• Standing Up for Ourselves

    Charles de Gaulle was a pain in the neck. As the self-appointed leader of a defeated and occupied country, he had very few cards to play. But he nevertheless succeeded, through making a nuisance of himself, in making sure that the other Allied leaders – Churchill, Roosevelt and Stalin – had to take France’s interests into account.

    It was his stubbornness that set the scene for France’s post-war reconstruction, and put France in the pivotal role in setting up what has become the European Union. He did it by convincing others that France was not going to be pushed around. De Gaulle showed that it isn’t the cards in your hand but the way you play them that counts.

    New Zealand could learn a lesson or two from the French leader. As a small country, we are in constant danger of allowing ourselves to be pushed around, like a cork bobbing on the global economic ocean, the helpless victim of every tide or current that comes our way. Unlike de Gaulle, however, we seem to accept, even welcome, that there is nothing we can do in the face of superior power.

    Sadly, we have no chance of defending our own interests if we signal in advance to all comers that we are so conscious of our weakness that we will do whatever is required of us. Yet, that seems to be the negotiating posture of our leaders.

    We have seen enough instances of our government rolling over when told to do so to know that it is a deliberate strategy. We will, it seems, do anything if it means making a buck. Some recent examples make the point.

    So keen were we to persuade Warner Brothers to make films here that we readily changed our labour laws (those laws that protect the rights of our workers) in order to accommodate the insistence of a powerful overseas employer that they must have the right to hire and fire at will. We were unconcerned about the rights of New Zealand workers, or the self-respect of a supposedly self-governing country.

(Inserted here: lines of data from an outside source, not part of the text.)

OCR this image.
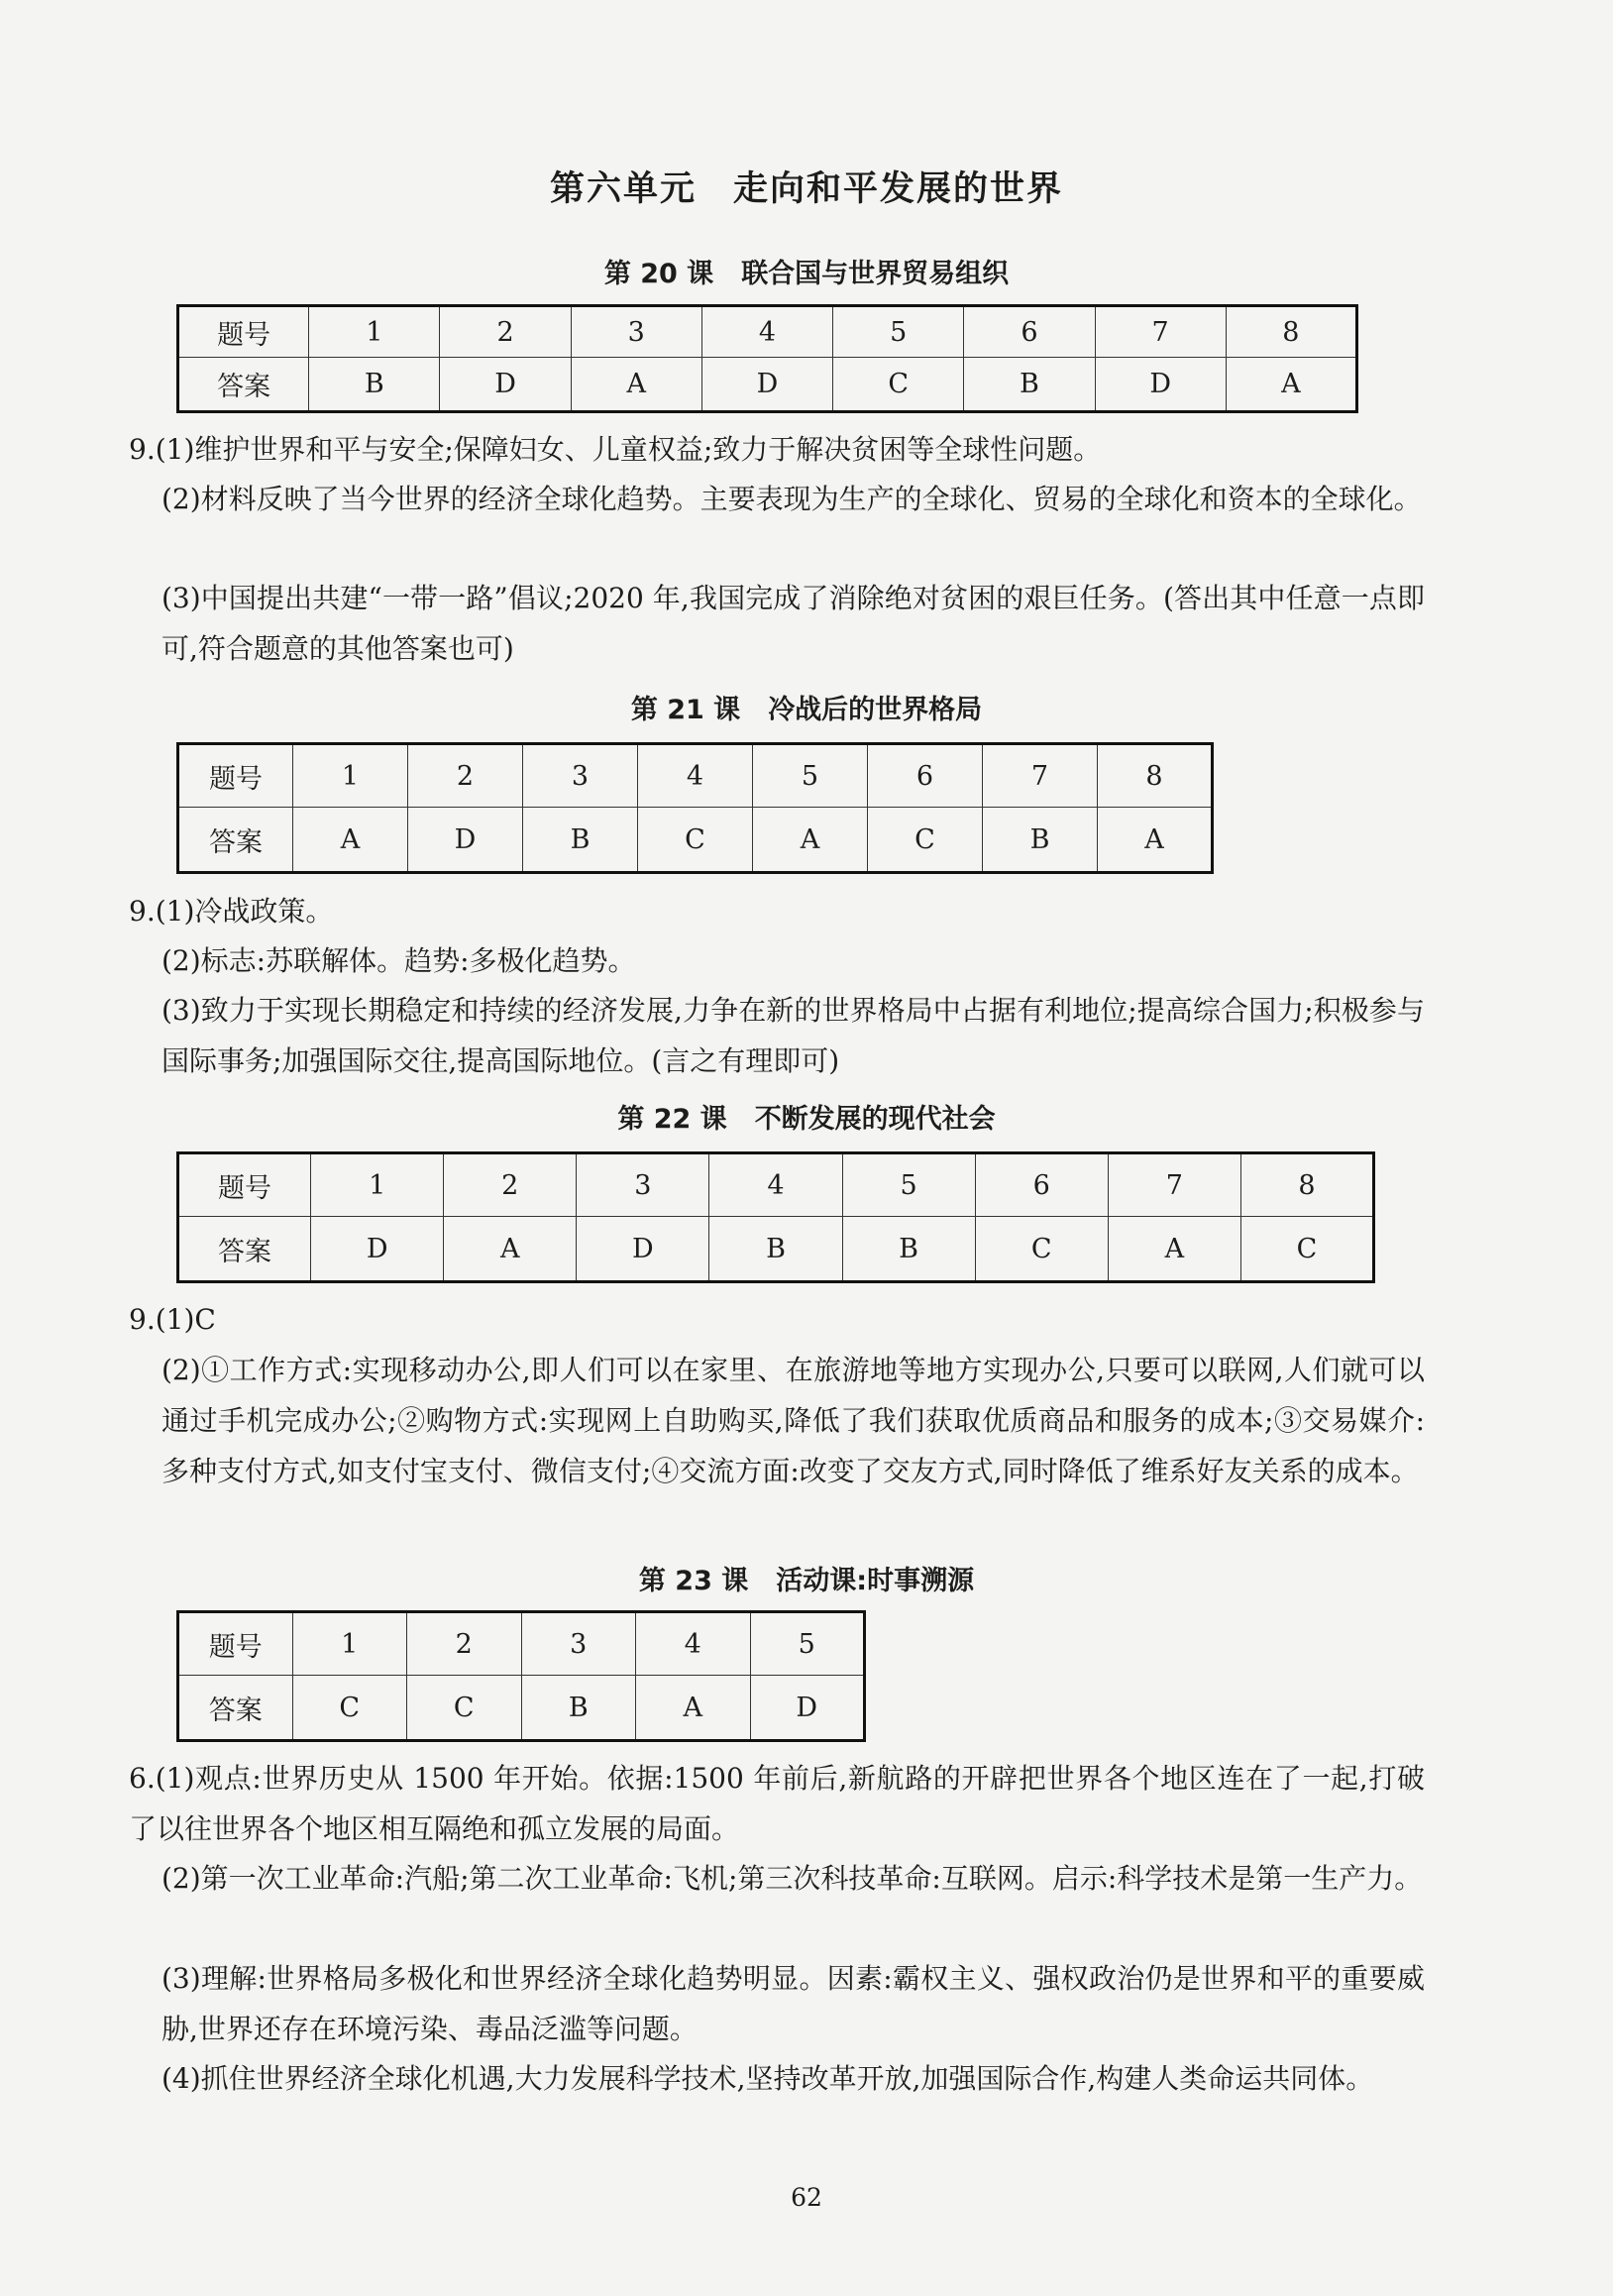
第六单元　走向和平发展的世界
第 20 课 联合国与世界贸易组织
题号	1	2	3	4	5	6	7	8
答案	B	D	A	D	C	B	D	A

9.(1)维护世界和平与安全;保障妇女、儿童权益;致力于解决贫困等全球性问题。

(2)材料反映了当今世界的经济全球化趋势。主要表现为生产的全球化、贸易的全球化和资本的全球化。

(3)中国提出共建“一带一路”倡议;2020 年,我国完成了消除绝对贫困的艰巨任务。(答出其中任意一点即可,符合题意的其他答案也可)

第 21 课 冷战后的世界格局
题号	1	2	3	4	5	6	7	8
答案	A	D	B	C	A	C	B	A

9.(1)冷战政策。

(2)标志:苏联解体。趋势:多极化趋势。

(3)致力于实现长期稳定和持续的经济发展,力争在新的世界格局中占据有利地位;提高综合国力;积极参与国际事务;加强国际交往,提高国际地位。(言之有理即可)

第 22 课 不断发展的现代社会
题号	1	2	3	4	5	6	7	8
答案	D	A	D	B	B	C	A	C

9.(1)C

(2)①工作方式:实现移动办公,即人们可以在家里、在旅游地等地方实现办公,只要可以联网,人们就可以通过手机完成办公;②购物方式:实现网上自助购买,降低了我们获取优质商品和服务的成本;③交易媒介:多种支付方式,如支付宝支付、微信支付;④交流方面:改变了交友方式,同时降低了维系好友关系的成本。

第 23 课 活动课:时事溯源
题号	1	2	3	4	5
答案	C	C	B	A	D

6.(1)观点:世界历史从 1500 年开始。依据:1500 年前后,新航路的开辟把世界各个地区连在了一起,打破了以往世界各个地区相互隔绝和孤立发展的局面。

(2)第一次工业革命:汽船;第二次工业革命:飞机;第三次科技革命:互联网。启示:科学技术是第一生产力。

(3)理解:世界格局多极化和世界经济全球化趋势明显。因素:霸权主义、强权政治仍是世界和平的重要威胁,世界还存在环境污染、毒品泛滥等问题。

(4)抓住世界经济全球化机遇,大力发展科学技术,坚持改革开放,加强国际合作,构建人类命运共同体。

62
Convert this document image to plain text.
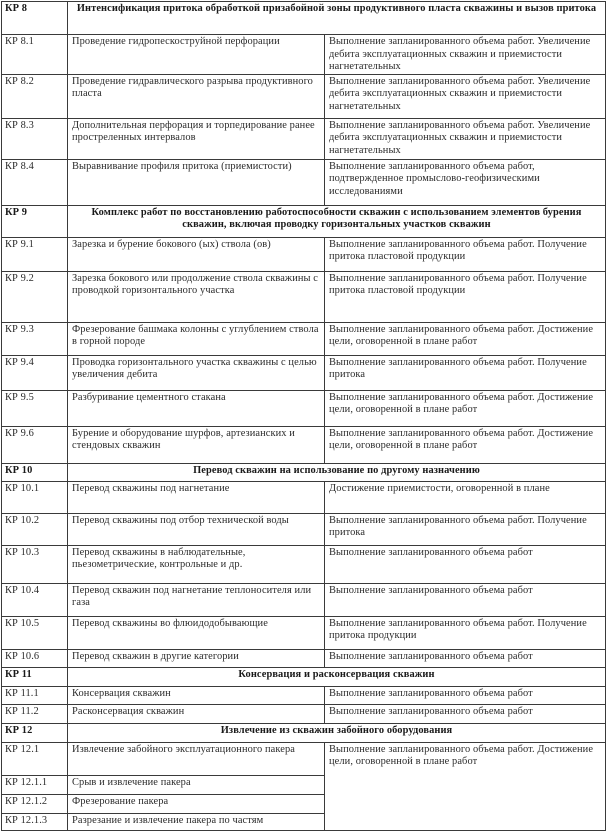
КР 8	Интенсификация притока обработкой призабойной зоны продуктивного пласта скважины и вызов притока	
КР 8.1	Проведение гидропескоструйной перфорации	Выполнение запланированного объема работ. Увеличение дебита эксплуатационных скважин и приемистости нагнетательных
КР 8.2	Проведение гидравлического разрыва продуктивного пласта	Выполнение запланированного объема работ. Увеличение дебита эксплуатационных скважин и приемистости нагнетательных
КР 8.3	Дополнительная перфорация и торпедирование ранее простреленных интервалов	Выполнение запланированного объема работ. Увеличение дебита эксплуатационных скважин и приемистости нагнетательных
КР 8.4	Выравнивание профиля притока (приемистости)	Выполнение запланированного объема работ, подтвержденное промыслово-геофизическими исследованиями
КР 9	Комплекс работ по восстановлению работоспособности скважин с использованием элементов бурения скважин, включая проводку горизонтальных участков скважин	
КР 9.1	Зарезка и бурение бокового (ых) ствола (ов)	Выполнение запланированного объема работ. Получение притока пластовой продукции
КР 9.2	Зарезка бокового или продолжение ствола скважины с проводкой горизонтального участка	Выполнение запланированного объема работ. Получение притока пластовой продукции
КР 9.3	Фрезерование башмака колонны с углублением ствола в горной породе	Выполнение запланированного объема работ. Достижение цели, оговоренной в плане работ
КР 9.4	Проводка горизонтального участка скважины с целью увеличения дебита	Выполнение запланированного объема работ. Получение притока
КР 9.5	Разбуривание цементного стакана	Выполнение запланированного объема работ. Достижение цели, оговоренной в плане работ
КР 9.6	Бурение и оборудование шурфов, артезианских и стендовых скважин	Выполнение запланированного объема работ. Достижение цели, оговоренной в плане работ
КР 10	Перевод скважин на использование по другому назначению	
КР 10.1	Перевод скважины под нагнетание	Достижение приемистости, оговоренной в плане
КР 10.2	Перевод скважины под отбор технической воды	Выполнение запланированного объема работ. Получение притока
КР 10.3	Перевод скважины в наблюдательные, пьезометрические, контрольные и др.	Выполнение запланированного объема работ
КР 10.4	Перевод скважин под нагнетание теплоносителя или газа	Выполнение запланированного объема работ
КР 10.5	Перевод скважины во флюидодобывающие	Выполнение запланированного объема работ. Получение притока продукции
КР 10.6	Перевод скважин в другие категории	Выполнение запланированного объема работ
КР 11	Консервация и расконсервация скважин	
КР 11.1	Консервация скважин	Выполнение запланированного объема работ
КР 11.2	Расконсервация скважин	Выполнение запланированного объема работ
КР 12	Извлечение из скважин забойного оборудования	
КР 12.1	Извлечение забойного эксплуатационного пакера	Выполнение запланированного объема работ. Достижение цели, оговоренной в плане работ
КР 12.1.1	Срыв и извлечение пакера	
КР 12.1.2	Фрезерование пакера	
КР 12.1.3	Разрезание и извлечение пакера по частям	
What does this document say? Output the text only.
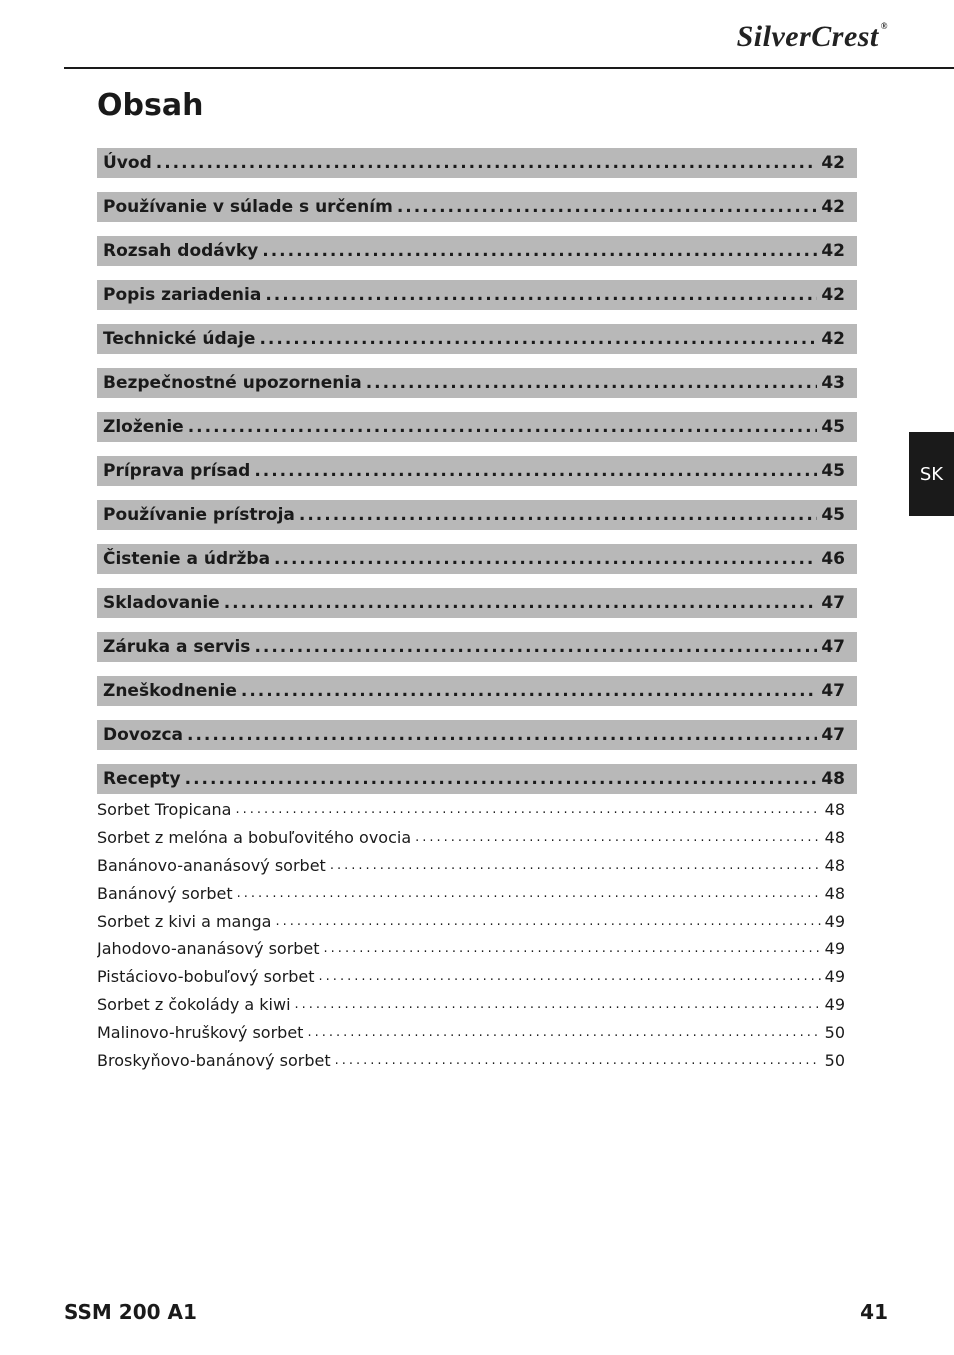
SilverCrest ®
Obsah
Úvod .....	42
Používanie v súlade s určením .....	42
Rozsah dodávky .....	42
Popis zariadenia .....	42
Technické údaje .....	42
Bezpečnostné upozornenia .....	43
Zloženie .....	45
Príprava prísad .....	45
Používanie prístroja .....	45
Čistenie a údržba .....	46
Skladovanie .....	47
Záruka a servis .....	47
Zneškodnenie .....	47
Dovozca .....	47
Recepty .....	48
Sorbet Tropicana .....	48
Sorbet z melóna a bobuľovitého ovocia .....	48
Banánovo-ananásový sorbet .....	48
Banánový sorbet .....	48
Sorbet z kivi a manga .....	49
Jahodovo-ananásový sorbet .....	49
Pistáciovo-bobuľový sorbet .....	49
Sorbet z čokolády a kiwi .....	49
Malinovo-hruškový sorbet .....	50
Broskyňovo-banánový sorbet .....	50
SK
SSM 200 A1	41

    The proposed deal with Sky City is another case in point. Another overseas company quickly twigged that, if they want more relaxed gaming laws as well as getting the inside running on what – with favourable tax treatment – looks like being a very profitable investment, it is only a matter of finding the right price. Our wheeler-dealer Prime Minister could be relied on to do the rest.

    Concerns about the increase in problem gambling, or the propriety of a behind-the-scenes deal, are – we are assured by one of Auckland’s business leaders – a “distraction”; and we know, don’t we, that nothing must be allowed to distract from chasing the dollar?

    These may seem relatively minor matters, but there are other more serious issues ahead. Who could doubt (as is now confirmed by the government itself) that the overwhelming issue in the Crafar farms saga was the fear of displeasing the Chinese government? The message is clear; we are so concerned about retaining Chinese goodwill that we will do whatever is asked of us. The Chinese will have marked, learnt, and inwardly digested this simple truth.

    The irony is that, in China, business is an arm of government and does what government tells it, whereas here, and increasingly, government is an arm of business. The main reason for concern about the Chinese purchase is that it is not a normal commercial trade arrangement, but is the probably irreversible acquisition of long-term productive capacity in pursuit of a deliberate (and perfectly legitimate) Chinese government strategy to buy control of such capacity in a whole range of different economic areas worldwide.

    That strategy will have been much encouraged by our government ‘s welcome for further “investment” of this kind – something we know from their keenness to sell yet more of our assets in return for similar “investment”. Overseas investment that develops new productive capacity is of course to be welcomed; but the purchase of existing assets, on the other hand, so that the ownership, control and profits from those assets move overseas, is quite a different matter. We are already world leaders in this latter category, having sold a higher proportion of our economy to overseas owners than any other developed country.

    All of this means that the omens are not good for the trade negotiations now under way with the Americans and others. The Americans are insisting, as the price of a free trade deal, on changes to a number of our laws, including reducing the role of Pharmac; and we are also being pressed to accept the right of American corporations to sue our government in specially constituted tribunals if – either now or in the future – laws to protect New Zealand interests, on an issue like the plain packaging of cigarettes, can be argued to be contrary to American commercial interests.

    Given our government’s clearly signalled willingness to yield to pressure, what confidence can we have of anything different from what is now the usual pattern – some tough talk, a period of obfuscation, and then a discreet cave-in? Oh for a Charles de Gaulle!